The stock market rises and falls, so dividends also fluctuate. Rental income continues to grow as mortgages are always repaid monthly. The stock market can evolve much faster than the real estate market. Anyway, I like that both work for us.
Income very close to November passive income: $ 3,159
Last month it was $ 3,225, so $ 24 less. It did not decrease during the first 18 months of reporting and now it has decreased twice in two months. However, it rose from a combined $ 2,354 in January 2017. Since then, it has grown from an estimated annual income of $ 28,252 from both sources to $ 37,908. It should be noted that once again, these are dummy figures that are not yet "real". However, I look forward to the fact that in 9 years, mortgages on investment properties will be repaid. Add to that the growth of the stock market (in the order of 4%) and this number could reach $ 80,000 a year.
I have ignored some minor (but important) details. Details such as our investments are in retirement accounts.
Final alternative income
By adding "dogs and blogs" to "income very close to passive income," we have this month an investment of $ 6,666.59 in monthly "alternative" income. That would be $ 79,999.02
a year (so close to 80K!). Last month it was $ 68,529.96. So it's closer to where I want to see it. The short-term fluctuations are just the noise of the performance of "dogs and blogs" in a given month.
It's largely hypothetical that it's about $ 80,000 a year worth of investment, blog writing and dog care, it's kind of like a dream (probably because it's the case). In the long run, we can get away with less than half of that income. It does not include the income of the pharmacist who earns my wife's bread, her potential military pension if she retires next year, or any self-employment that I have been doing for several months.
This is the part of the article where I mention that I still hope to write a book to increase my alternative income.

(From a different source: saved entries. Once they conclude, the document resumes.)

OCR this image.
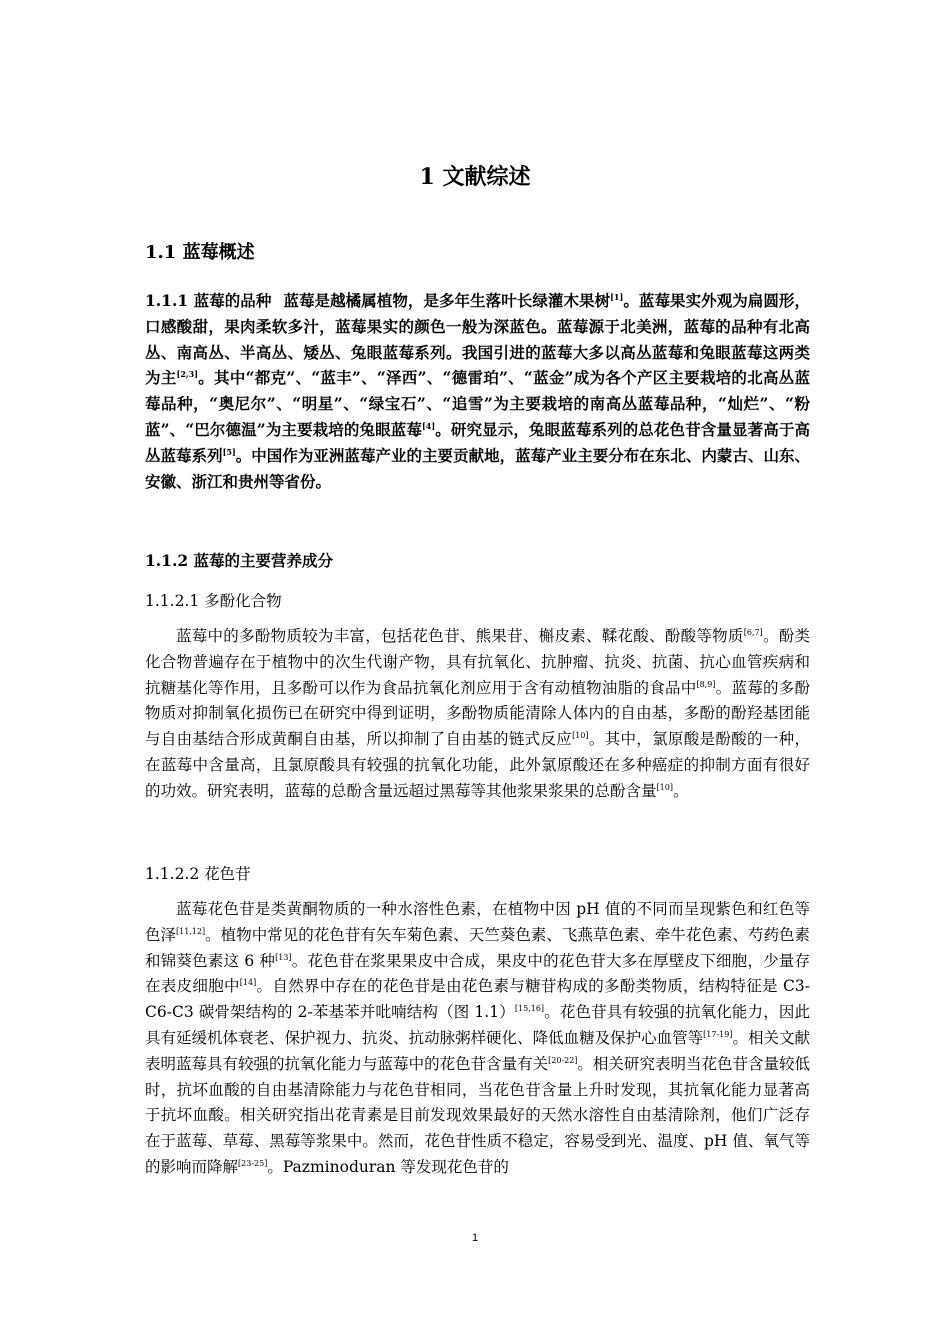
1 文献综述
1.1 蓝莓概述

1.1.1 蓝莓的品种 蓝莓是越橘属植物，是多年生落叶长绿灌木果树[1]。蓝莓果实外观为扁圆形，口感酸甜，果肉柔软多汁，蓝莓果实的颜色一般为深蓝色。蓝莓源于北美洲，蓝莓的品种有北高丛、南高丛、半高丛、矮丛、兔眼蓝莓系列。我国引进的蓝莓大多以高丛蓝莓和兔眼蓝莓这两类为主[2,3]。其中“都克”、“蓝丰”、“泽西”、“德雷珀”、“蓝金”成为各个产区主要栽培的北高丛蓝莓品种，“奥尼尔”、“明星”、“绿宝石”、“追雪”为主要栽培的南高丛蓝莓品种，“灿烂”、“粉蓝”、“巴尔德温”为主要栽培的兔眼蓝莓[4]。研究显示，兔眼蓝莓系列的总花色苷含量显著高于高丛蓝莓系列[5]。中国作为亚洲蓝莓产业的主要贡献地，蓝莓产业主要分布在东北、内蒙古、山东、安徽、浙江和贵州等省份。

1.1.2 蓝莓的主要营养成分
1.1.2.1 多酚化合物

蓝莓中的多酚物质较为丰富，包括花色苷、熊果苷、槲皮素、鞣花酸、酚酸等物质[6,7]。酚类化合物普遍存在于植物中的次生代谢产物，具有抗氧化、抗肿瘤、抗炎、抗菌、抗心血管疾病和抗糖基化等作用，且多酚可以作为食品抗氧化剂应用于含有动植物油脂的食品中[8,9]。蓝莓的多酚物质对抑制氧化损伤已在研究中得到证明，多酚物质能清除人体内的自由基，多酚的酚羟基团能与自由基结合形成黄酮自由基，所以抑制了自由基的链式反应[10]。其中，氯原酸是酚酸的一种，在蓝莓中含量高，且氯原酸具有较强的抗氧化功能，此外氯原酸还在多种癌症的抑制方面有很好的功效。研究表明，蓝莓的总酚含量远超过黑莓等其他浆果浆果的总酚含量[10]。

1.1.2.2 花色苷

蓝莓花色苷是类黄酮物质的一种水溶性色素，在植物中因 pH 值的不同而呈现紫色和红色等色泽[11,12]。植物中常见的花色苷有矢车菊色素、天竺葵色素、飞燕草色素、牵牛花色素、芍药色素和锦葵色素这 6 种[13]。花色苷在浆果果皮中合成，果皮中的花色苷大多在厚壁皮下细胞，少量存在表皮细胞中[14]。自然界中存在的花色苷是由花色素与糖苷构成的多酚类物质，结构特征是 C3-C6-C3 碳骨架结构的 2-苯基苯并吡喃结构（图 1.1）[15,16]。花色苷具有较强的抗氧化能力，因此具有延缓机体衰老、保护视力、抗炎、抗动脉粥样硬化、降低血糖及保护心血管等[17-19]。相关文献表明蓝莓具有较强的抗氧化能力与蓝莓中的花色苷含量有关[20-22]。相关研究表明当花色苷含量较低时，抗坏血酸的自由基清除能力与花色苷相同，当花色苷含量上升时发现，其抗氧化能力显著高于抗坏血酸。相关研究指出花青素是目前发现效果最好的天然水溶性自由基清除剂，他们广泛存在于蓝莓、草莓、黑莓等浆果中。然而，花色苷性质不稳定，容易受到光、温度、pH 值、氧气等的影响而降解[23-25]。Pazminoduran 等发现花色苷的

1
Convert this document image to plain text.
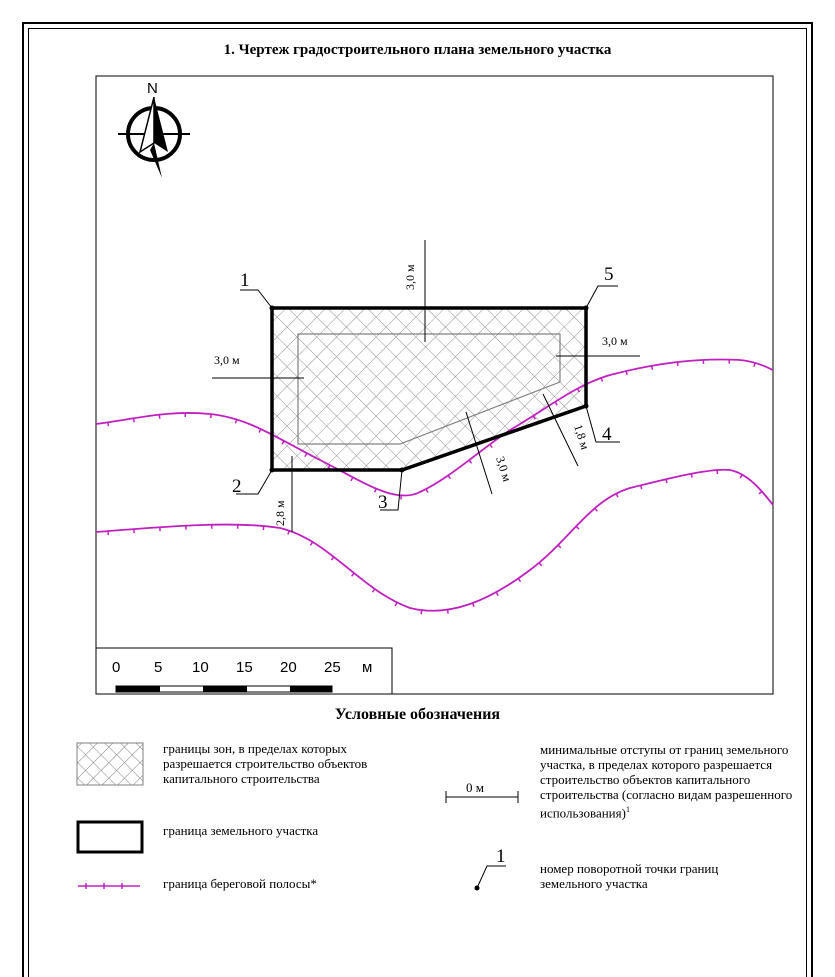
1. Чертеж градостроительного плана земельного участка
N
3,0 м
3,0 м
3,0 м
3,0 м
1,8 м
2,8 м
1
2
3
4
5
0 5 10 15 20 25 м
0 м
1
Условные обозначения
границы зон, в пределах которых разрешается строительство объектов капитального строительства
граница земельного участка
граница береговой полосы*
минимальные отступы от границ земельного участка, в пределах которого разрешается строительство объектов капитального строительства (согласно видам разрешенного использования)$^1$
номер поворотной точки границ земельного участка
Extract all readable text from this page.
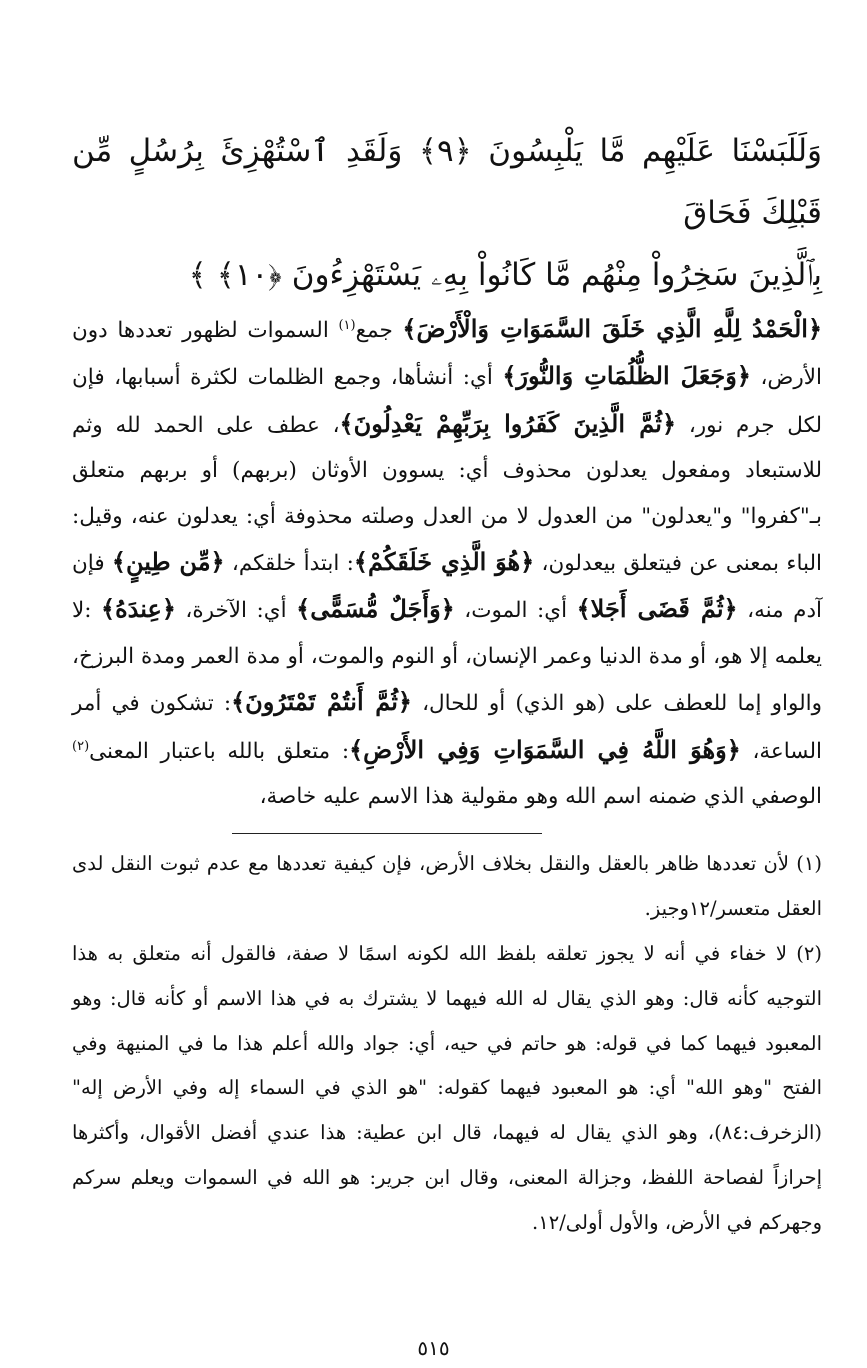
وَلَلَبَسْنَا عَلَيْهِم مَّا يَلْبِسُونَ ﴿٩﴾ وَلَقَدِ ٱسْتُهْزِئَ بِرُسُلٍ مِّن قَبْلِكَ فَحَاقَ
بِٱلَّذِينَ سَخِرُواْ مِنْهُم مَّا كَانُواْ بِهِۦ يَسْتَهْزِءُونَ ﴿١٠﴾ ﴾

﴿الْحَمْدُ لِلَّهِ الَّذِي خَلَقَ السَّمَوَاتِ وَالْأَرْضَ﴾ جمع$^{(١)}$ السموات لظهور تعددها دون الأرض، ﴿وَجَعَلَ الظُّلُمَاتِ وَالنُّورَ﴾ أي: أنشأها، وجمع الظلمات لكثرة أسبابها، فإن لكل جرم نور، ﴿ثُمَّ الَّذِينَ كَفَرُوا بِرَبِّهِمْ يَعْدِلُونَ﴾، عطف على الحمد لله وثم للاستبعاد ومفعول يعدلون محذوف أي: يسوون الأوثان (بربهم) أو بربهم متعلق بـ"كفروا" و"يعدلون" من العدول لا من العدل وصلته محذوفة أي: يعدلون عنه، وقيل: الباء بمعنى عن فيتعلق بيعدلون، ﴿هُوَ الَّذِي خَلَقَكُمْ﴾: ابتدأ خلقكم، ﴿مِّن طِينٍ﴾ فإن آدم منه، ﴿ثُمَّ قَضَى أَجَلا﴾ أي: الموت، ﴿وَأَجَلٌ مُّسَمًّى﴾ أي: الآخرة، ﴿عِندَهُ﴾ :لا يعلمه إلا هو، أو مدة الدنيا وعمر الإنسان، أو النوم والموت، أو مدة العمر ومدة البرزخ، والواو إما للعطف على (هو الذي) أو للحال، ﴿ثُمَّ أَنتُمْ تَمْتَرُونَ﴾: تشكون في أمر الساعة، ﴿وَهُوَ اللَّهُ فِي السَّمَوَاتِ وَفِي الأَرْضِ﴾: متعلق بالله باعتبار المعنى$^{(٢)}$ الوصفي الذي ضمنه اسم الله وهو مقولية هذا الاسم عليه خاصة،

(١) لأن تعددها ظاهر بالعقل والنقل بخلاف الأرض، فإن كيفية تعددها مع عدم ثبوت النقل لدى العقل متعسر/١٢وجيز.

(٢) لا خفاء في أنه لا يجوز تعلقه بلفظ الله لكونه اسمًا لا صفة، فالقول أنه متعلق به هذا التوجيه كأنه قال: وهو الذي يقال له الله فيهما لا يشترك به في هذا الاسم أو كأنه قال: وهو المعبود فيهما كما في قوله: هو حاتم في حيه، أي: جواد والله أعلم هذا ما في المنيهة وفي الفتح "وهو الله" أي: هو المعبود فيهما كقوله: "هو الذي في السماء إله وفي الأرض إله" (الزخرف:٨٤)، وهو الذي يقال له فيهما، قال ابن عطية: هذا عندي أفضل الأقوال، وأكثرها إحرازاً لفصاحة اللفظ، وجزالة المعنى، وقال ابن جرير: هو الله في السموات ويعلم سركم وجهركم في الأرض، والأول أولى/١٢.

٥١٥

I had always thought it was an eBook, but if a reader knew an editor, I would appreciate the connection. Seriously … it seems that everyone in personal finance has a book contract other than me. I think I can make a convincing argument for a book that you would see in a bookstore … that is, if the libraries still exist when I finish writing it.
Update of net worth
Since I do not share the actual figures of our net worth, it's not very exciting. That's why it's just a footnote.
I sincerely believe that net worth is one of the most important figures in personal finance. It is therefore interesting to share it in one way or another. Showing relative growth can be useful, I think? (Let me know in the comments.)
I use Personal Capital to track my equity, which makes everything easy. It's free and you should try. For full disclosure, I could earn a few dollars if you do it.
In November, our net worth fell by exactly 1%. Ouch! It's been 3 consecutive months of decline. Do not the markets know they have to go up, so I only write positive and encouraging articles?
For the year, our net worth increased by 7.77%. It's easy to feel this negatively after seeing an average increase of 17% over a large number of years. However, with our inventories down for the year, it highlights the power of real estate diversification and overall savings.
I must always remember that the percentages can be odd … Imagine that someone with a net worth of $ 100 finds a $ 100 bill on the ground. Instantly, it doubles its net worth. As our net worth increases, the percentage of growth will also decrease. Do you prefer growth of one million dollars of 10% growth rather than 100% of 20%, is not it?
How was your November? Let me know in the comments.